101 minutes | MPAA rating: PG-13

“Still Alice” deals with such a disturbing topic — early-onset Alzheimer’s — that most of us will decline to watch it, and those who do will take their seats with the butterflies of trepidation in full flight.

It is well, then, that a big reward awaits those who take the plunge.

Julianne Moore has won the best actress Oscar for her performance in Richard Glatzer and Wash Westmoreland’s drama, and it takes only about 10 minutes to see why. She delivers a brilliant turn that buoys “Still Alice” just when it seems too much to bear.

Moore plays Alice, who at age 50 seems to have it all. She’s a professor of linguistics at Columbia University and the author of a respected book. She has a husband (Alec Baldwin, doing a 180 from his frequent sleazeball portrayals) who clearly adores her.
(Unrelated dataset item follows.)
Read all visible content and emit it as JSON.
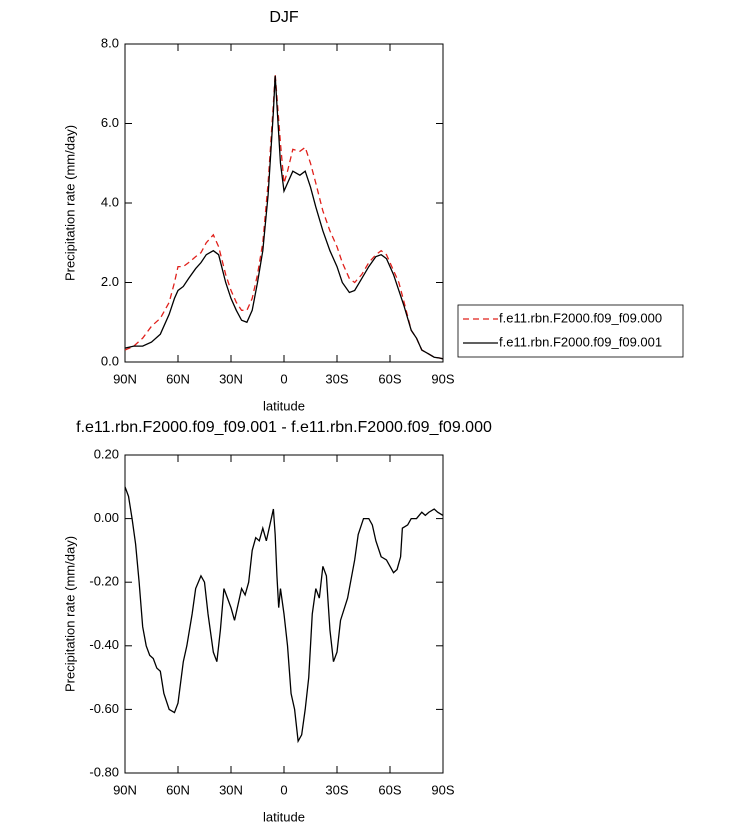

The couple have two overachieving offspring: a lawyer (Kate Bosworth) and a doctor (Hunter Parrish). Their third (Kristen Stewart) blew off college to become an actress — not that anyone is paying her to act.

It is while guest-lecturing at a West Coast university that Alice suddenly loses her train of thought. After a tense moment she recovers nicely (“I knew I shouldn’t have had that Champagne”) and continues.

A moment of forgetfulness, nothing more.